Easter Sunday, 2007

Easter Sunday signifies hope for Christians all over the world. But for me, it is a sad reminder that we still haven't learned our lesson.
This post was published on the now-closed HuffPost Contributor platform. Contributors control their own work and posted freely to our site. If you need to flag this entry as abusive, send us an email.

I woke up to the knowledge that this is the day we celebrate Christ's resurrection from the dead. I have songs of my childhood Sunday school in my mind..."Jesus Christ is risen today - Hallelujah." I ponder that day - an event that occurred more than two thousand years ago, and wonder. All things considered - and correcting for the obvious differences based on technological advances, was the political environment similar to what we find today?

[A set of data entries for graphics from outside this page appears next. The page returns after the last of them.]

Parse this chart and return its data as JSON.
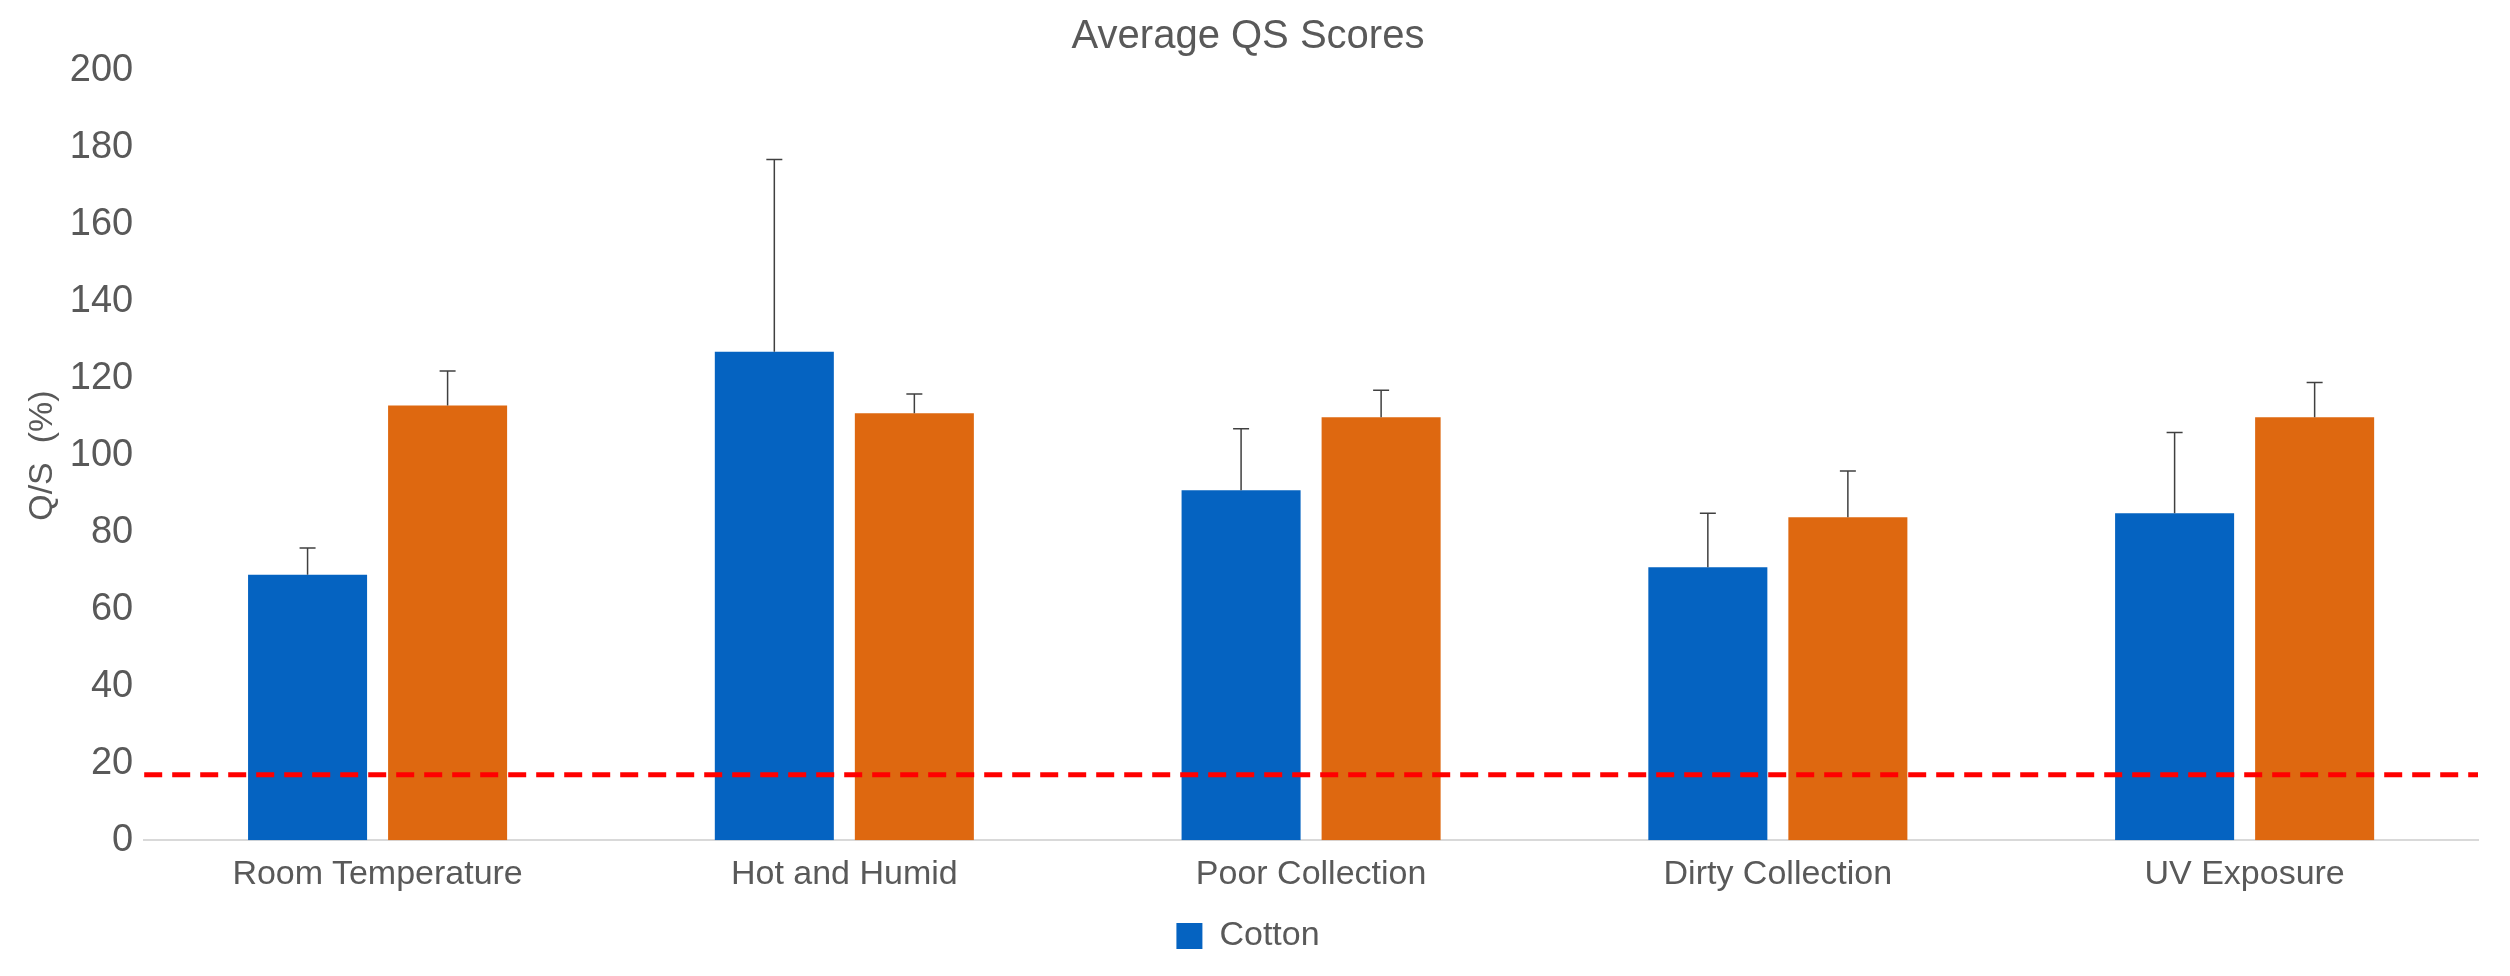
{
  "chart_data": {
    "type": "bar",
    "title": "Average QS Scores",
    "ylabel": "Q/S  (%)",
    "categories": [
      "Room Temperature",
      "Hot and Humid",
      "Poor Collection",
      "Dirty Collection",
      "UV Exposure"
    ],
    "series": [
      {
        "name": "Cotton",
        "color": "#0563c1",
        "values": [
          69,
          127,
          91,
          71,
          85
        ],
        "errors": [
          [
            69,
            76
          ],
          [
            127,
            177
          ],
          [
            91,
            107
          ],
          [
            71,
            85
          ],
          [
            85,
            106
          ]
        ]
      },
      {
        "color": "#de6810",
        "values": [
          113,
          111,
          110,
          84,
          110
        ],
        "errors": [
          [
            113,
            122
          ],
          [
            111,
            116
          ],
          [
            110,
            117
          ],
          [
            84,
            96
          ],
          [
            110,
            119
          ]
        ]
      }
    ],
    "ylim": [
      0,
      200
    ],
    "yticks": [
      0,
      20,
      40,
      60,
      80,
      100,
      120,
      140,
      160,
      180,
      200
    ],
    "grid": false,
    "legend": "bottom",
    "ref_lines": [
      {
        "axis": "y",
        "value": 17,
        "color": "#ff0000",
        "line_style": "dashed"
      }
    ]
  }
}
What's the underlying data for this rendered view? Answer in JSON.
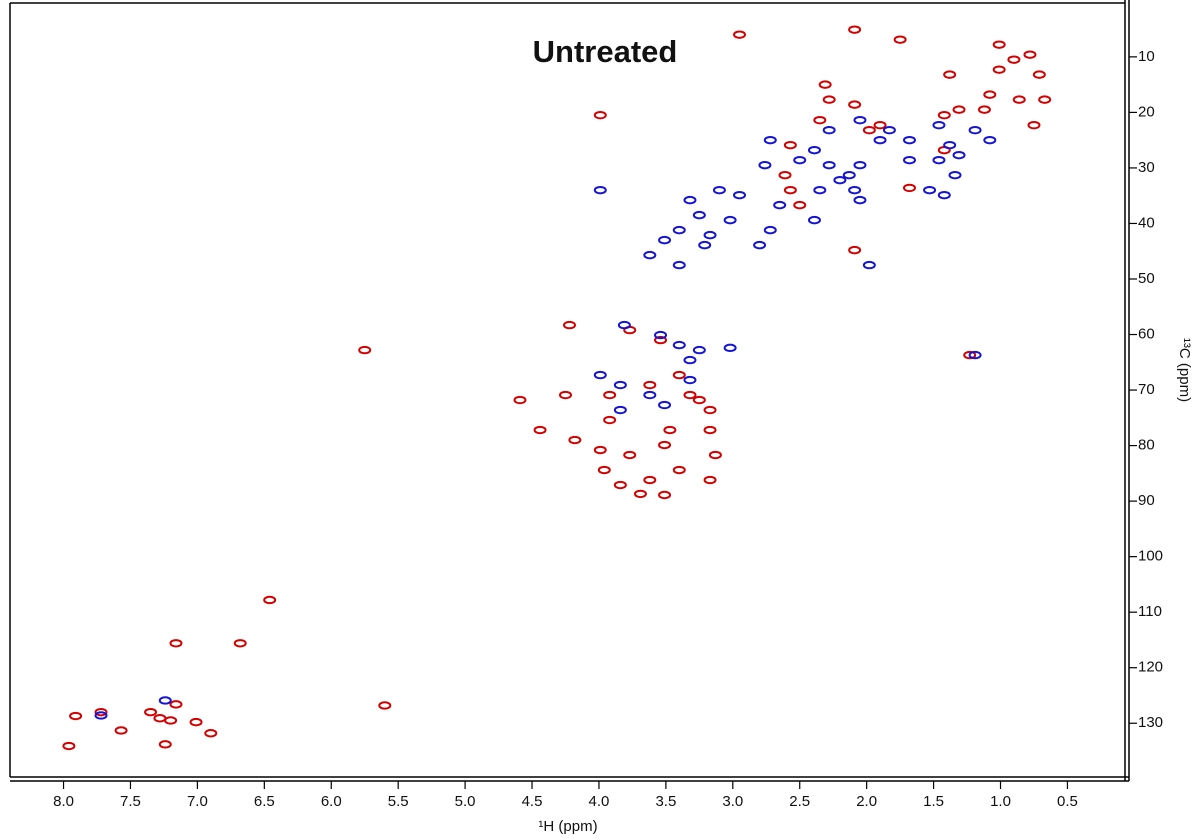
{
  "chart_data": {
    "type": "scatter",
    "title": "Untreated",
    "x_label": "¹H (ppm)",
    "y_label": "¹³C (ppm)",
    "xlim": [
      8.4,
      0.07
    ],
    "ylim": [
      139.5,
      0.3
    ],
    "xticks": [
      {
        "value": 8,
        "label": "8.0"
      },
      7.5,
      {
        "value": 7,
        "label": "7.0"
      },
      6.5,
      {
        "value": 6,
        "label": "6.0"
      },
      5.5,
      {
        "value": 5,
        "label": "5.0"
      },
      4.5,
      {
        "value": 4,
        "label": "4.0"
      },
      3.5,
      {
        "value": 3,
        "label": "3.0"
      },
      2.5,
      {
        "value": 2,
        "label": "2.0"
      },
      1.5,
      {
        "value": 1,
        "label": "1.0"
      },
      0.5
    ],
    "yticks": [
      10,
      20,
      30,
      40,
      50,
      60,
      70,
      80,
      90,
      100,
      110,
      120,
      130
    ],
    "series": [
      {
        "color": "#d40000",
        "x": [
          1.01,
          0.9,
          0.78,
          0.71,
          0.67,
          0.86,
          1.08,
          0.75,
          1.01,
          1.12,
          1.38,
          1.31,
          1.42,
          1.75,
          2.31,
          2.28,
          2.09,
          1.98,
          1.9,
          1.42,
          2.57,
          2.35,
          2.95,
          2.09,
          3.99,
          2.61,
          2.57,
          2.5,
          2.09,
          1.68,
          4.22,
          3.77,
          3.54,
          3.4,
          4.25,
          3.92,
          3.62,
          3.32,
          3.25,
          4.59,
          4.44,
          4.18,
          3.99,
          3.77,
          3.51,
          3.4,
          3.92,
          3.62,
          3.47,
          3.96,
          3.69,
          3.17,
          3.13,
          3.17,
          3.17,
          3.84,
          3.51,
          7.96,
          7.91,
          7.72,
          7.57,
          7.35,
          7.28,
          7.2,
          7.01,
          6.9,
          7.24,
          7.16,
          6.68,
          7.16,
          1.23,
          5.75,
          6.46,
          5.6
        ],
        "values": [
          7.8,
          10.5,
          9.6,
          13.2,
          17.7,
          17.7,
          16.8,
          22.3,
          12.3,
          19.5,
          13.2,
          19.5,
          20.5,
          6.9,
          15.0,
          17.7,
          18.6,
          23.2,
          22.3,
          26.8,
          25.9,
          21.4,
          6.0,
          5.1,
          20.5,
          31.3,
          34.0,
          36.7,
          44.8,
          33.6,
          58.3,
          59.2,
          61.0,
          67.3,
          70.9,
          70.9,
          69.1,
          70.9,
          71.8,
          71.8,
          77.2,
          79.0,
          80.8,
          81.7,
          79.9,
          84.4,
          75.4,
          86.2,
          77.2,
          84.4,
          88.7,
          77.2,
          81.7,
          86.2,
          73.6,
          87.1,
          88.9,
          134.1,
          128.7,
          128.0,
          131.3,
          128.0,
          129.1,
          129.5,
          129.8,
          131.8,
          133.8,
          126.6,
          115.6,
          115.6,
          63.7,
          62.8,
          107.8,
          126.8
        ]
      },
      {
        "color": "#1414d2",
        "x": [
          2.76,
          2.28,
          2.05,
          1.9,
          1.46,
          1.31,
          1.19,
          1.08,
          1.83,
          1.68,
          2.72,
          2.39,
          2.5,
          2.28,
          2.05,
          2.13,
          2.2,
          2.09,
          2.05,
          1.68,
          1.46,
          1.38,
          1.34,
          1.53,
          1.42,
          3.1,
          2.95,
          3.32,
          3.25,
          3.02,
          3.4,
          3.17,
          2.8,
          3.21,
          3.51,
          3.62,
          3.4,
          2.72,
          2.39,
          1.98,
          2.65,
          2.35,
          3.99,
          3.81,
          3.54,
          3.4,
          3.25,
          3.32,
          3.02,
          3.99,
          3.84,
          3.62,
          3.51,
          3.84,
          3.32,
          1.19,
          7.72,
          7.24
        ],
        "values": [
          29.5,
          23.2,
          21.4,
          25.0,
          22.3,
          27.7,
          23.2,
          25.0,
          23.2,
          25.0,
          25.0,
          26.8,
          28.6,
          29.5,
          29.5,
          31.3,
          32.2,
          34.0,
          35.8,
          28.6,
          28.6,
          25.9,
          31.3,
          34.0,
          34.9,
          34.0,
          34.9,
          35.8,
          38.5,
          39.4,
          41.2,
          42.1,
          43.9,
          43.9,
          43.0,
          45.7,
          47.5,
          41.2,
          39.4,
          47.5,
          36.7,
          34.0,
          34.0,
          58.3,
          60.1,
          61.9,
          62.8,
          64.6,
          62.4,
          67.3,
          69.1,
          70.9,
          72.7,
          73.6,
          68.2,
          63.7,
          128.6,
          125.9
        ]
      }
    ]
  }
}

The wars and clashes between people of ancient days were violent and bloody - torture was common place and people could be easily persuaded to bend one way or another. This hasn't changed. Just read the news. In ancient days - and for the moment, I'm talking about Jesus' time - the debate about who should rule over whom was a main topic of discourse. This also hasn't changed. And where does religion fit into the political dialog? Though I still retain my childhood Christian religious education, I am currently much more of a spiritualist - a free-thinker who embraces the positive attributes of all religions. I'm raising my two youngest children in the Jewish faith - in the tradition of their father. Just last week, we celebrated Passover - and I am also celebrating Easter -- so I've been contemplating religious rituals for several weeks now. I think about these two particular religious beliefs - Christianity and Judaism, and how different they are. Yet there are striking similarities too, and somehow, over time, they have learned to exist side by side without trying - at least in the literal sense, to kill each other off.

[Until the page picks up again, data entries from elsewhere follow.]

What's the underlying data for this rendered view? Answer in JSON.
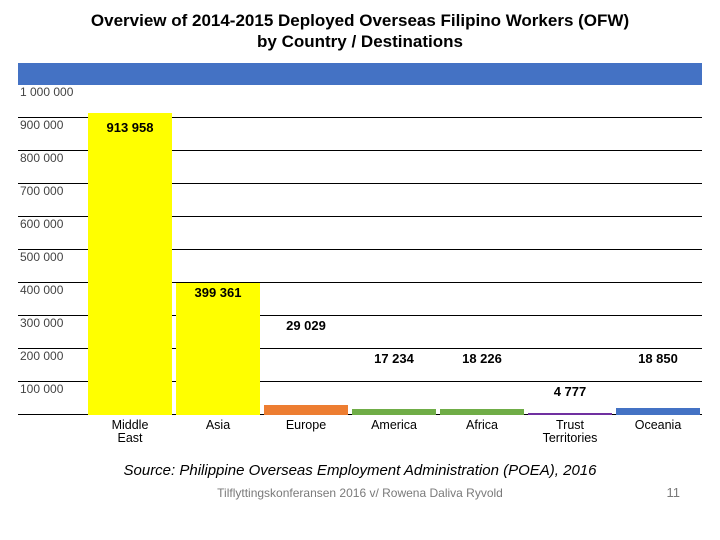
{
  "title_line1": "Overview of 2014-2015 Deployed Overseas Filipino Workers (OFW)",
  "title_line2": "by Country / Destinations",
  "blue_band_color": "#4472c4",
  "chart": {
    "type": "bar",
    "y_max": 1000000,
    "y_ticks": [
      "1 000 000",
      "900 000",
      "800 000",
      "700 000",
      "600 000",
      "500 000",
      "400 000",
      "300 000",
      "200 000",
      "100 000"
    ],
    "grid_color": "#000000",
    "plot_bg": "#f5f5f5",
    "categories": [
      {
        "label": "Middle\nEast",
        "value": 913958,
        "value_label": "913 958",
        "bar_color": "#ffff00",
        "label_row": 1
      },
      {
        "label": "Asia",
        "value": 399361,
        "value_label": "399 361",
        "bar_color": "#ffff00",
        "label_row": 6
      },
      {
        "label": "Europe",
        "value": 29029,
        "value_label": "29 029",
        "bar_color": "#ed7d31",
        "label_row": 7
      },
      {
        "label": "America",
        "value": 17234,
        "value_label": "17 234",
        "bar_color": "#70ad47",
        "label_row": 8
      },
      {
        "label": "Africa",
        "value": 18226,
        "value_label": "18 226",
        "bar_color": "#70ad47",
        "label_row": 8
      },
      {
        "label": "Trust\nTerritories",
        "value": 4777,
        "value_label": "4 777",
        "bar_color": "#7030a0",
        "label_row": 9
      },
      {
        "label": "Oceania",
        "value": 18850,
        "value_label": "18 850",
        "bar_color": "#4472c4",
        "label_row": 8
      }
    ]
  },
  "source": "Source: Philippine Overseas Employment Administration (POEA), 2016",
  "footnote": "Tilflyttingskonferansen 2016 v/ Rowena Daliva Ryvold",
  "page_number": "11"
}
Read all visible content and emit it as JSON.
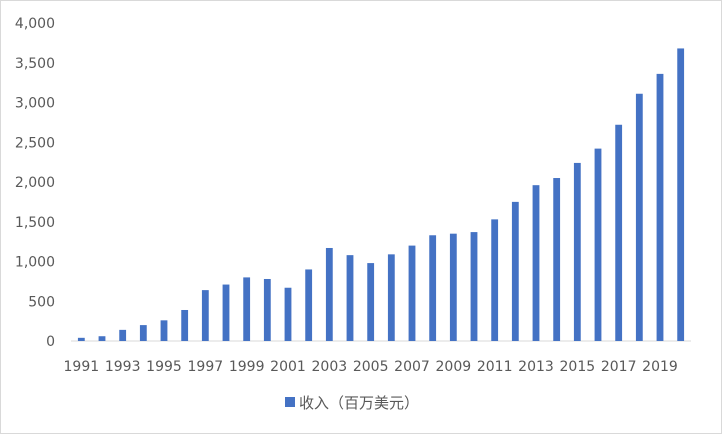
{
  "chart_data": {
    "type": "bar",
    "categories": [
      "1991",
      "1992",
      "1993",
      "1994",
      "1995",
      "1996",
      "1997",
      "1998",
      "1999",
      "2000",
      "2001",
      "2002",
      "2003",
      "2004",
      "2005",
      "2006",
      "2007",
      "2008",
      "2009",
      "2010",
      "2011",
      "2012",
      "2013",
      "2014",
      "2015",
      "2016",
      "2017",
      "2018",
      "2019",
      "2020"
    ],
    "x_tick_labels": [
      "1991",
      "1993",
      "1995",
      "1997",
      "1999",
      "2001",
      "2003",
      "2005",
      "2007",
      "2009",
      "2011",
      "2013",
      "2015",
      "2017",
      "2019"
    ],
    "y_tick_labels": [
      "0",
      "500",
      "1,000",
      "1,500",
      "2,000",
      "2,500",
      "3,000",
      "3,500",
      "4,000"
    ],
    "series": [
      {
        "name": "收入（百万美元）",
        "color": "#4472c4",
        "values": [
          40,
          60,
          140,
          200,
          260,
          390,
          640,
          710,
          800,
          780,
          670,
          900,
          1170,
          1080,
          980,
          1090,
          1200,
          1330,
          1350,
          1370,
          1530,
          1750,
          1960,
          2050,
          2240,
          2420,
          2720,
          3110,
          3360,
          3680
        ]
      }
    ],
    "ylim": [
      0,
      4000
    ],
    "grid": false,
    "legend_position": "bottom"
  }
}
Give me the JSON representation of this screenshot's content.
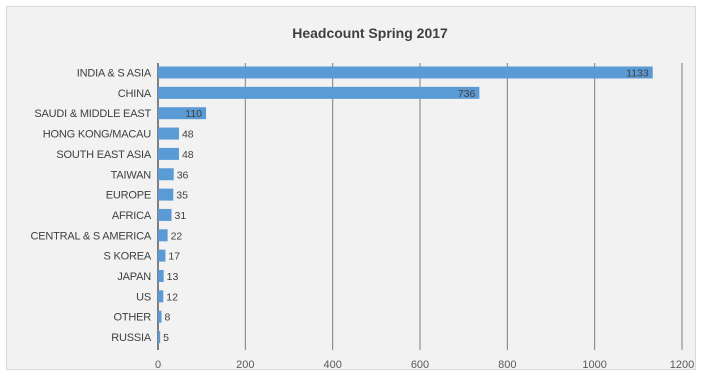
{
  "chart_data": {
    "type": "bar",
    "orientation": "horizontal",
    "title": "Headcount Spring 2017",
    "categories": [
      "INDIA & S ASIA",
      "CHINA",
      "SAUDI & MIDDLE EAST",
      "HONG KONG/MACAU",
      "SOUTH EAST ASIA",
      "TAIWAN",
      "EUROPE",
      "AFRICA",
      "CENTRAL & S AMERICA",
      "S KOREA",
      "JAPAN",
      "US",
      "OTHER",
      "RUSSIA"
    ],
    "values": [
      1133,
      736,
      110,
      48,
      48,
      36,
      35,
      31,
      22,
      17,
      13,
      12,
      8,
      5
    ],
    "data_labels": [
      "1133",
      "736",
      "110",
      "48",
      "48",
      "36",
      "35",
      "31",
      "22",
      "17",
      "13",
      "12",
      "8",
      "5"
    ],
    "xlim": [
      0,
      1200
    ],
    "xticks": [
      0,
      200,
      400,
      600,
      800,
      1000,
      1200
    ],
    "xtick_labels": [
      "0",
      "200",
      "400",
      "600",
      "800",
      "1000",
      "1200"
    ],
    "xlabel": "",
    "ylabel": "",
    "grid": "vertical",
    "legend": "none",
    "colors": {
      "bar": "#5b9bd5",
      "background": "#f2f2f2",
      "gridline": "#7f7f7f"
    }
  }
}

When Jesus Christ lived on earth, political unrest was not a new topic. People were enslaved - if not literally with shackles, then figuratively by political propaganda. Rome ruled the area we now call Israel and Palestine. But the indigenous people there, exhausted as they were from the yolk of a distant dictator, often fought among themselves for superiority. The story as I learned it in Sunday school, was that the Jews of the day were tired of being oppressed - a common, recurrent theme of the Jewish people. They hoped for their Messiah to come to save them. For some, this Messiah would be a King of Kings - more powerful than any administrator or prefect of Rome. This King would be strong - he would be tough. He would lead his people to a position of might and power.

But the Jesus of my early learning was not so tough. He was wise, and kind, forgiving, and meek. He wasn't portrayed (at least in my Sunday school), as a mighty ruler who would bring Rome to its knees; who would take the helm in a bloody earthly battle in a King of the hill-type event. Jesus became King of the Hill, of course, but not in the way most Jews of the day had hoped. Rather than sporting armor, shield and sword, and assuming his rightful place on the throne of Jerusalem, Jesus was a simply-clothed, sacrificial lamb who asked his followers to turn the other cheek, and forgive each other. If He could have used miracles to prevent his hideous torture, humiliation, and long-drawn-out, painful death, He, for some reason, chose not to. I was always taught that He was doing God's will. Dying hideously, piteously on a cross was His destiny, and His sacrifice was meant to signify redemption for all mankind. The people who could have saved Him, railed against Him, so conflicted were they about the sociopolitical environment they found themselves in. Instead of a tough ruler; a King with muscle to overthrow the bondage of a long-distance dictator, Jesus was a gentle shepherd, using kindness and reason to gather God's flock. He claimed to be able to perform miracles, but would not do them on command, and would not do them to save His own life.

Meek? Perhaps. Yet, the story about the King of Kings lives on. This morning, the story of this bit of history passed down after thousands of years without the benefit of tape-recorders, internet technology, cell-phones and the current-time news feeds we're all used to, still moves me to tears. Our world is still crazy. Torture and mindless killing occurs all over the globe. Though we may think we've evolved, and that intelligence has persuaded us to use our words, our thinking skills, and diplomacy to resolve differences and problems, one only needs to read the news to see that in many ways, we are still petulant, violent beings. Logic, kindness, forgiveness and intelligence are often absent from the dialog altogether.

Easter Sunday signifies hope for Christians all over the world. But for me, it is a sad reminder that we still haven't learned our lesson.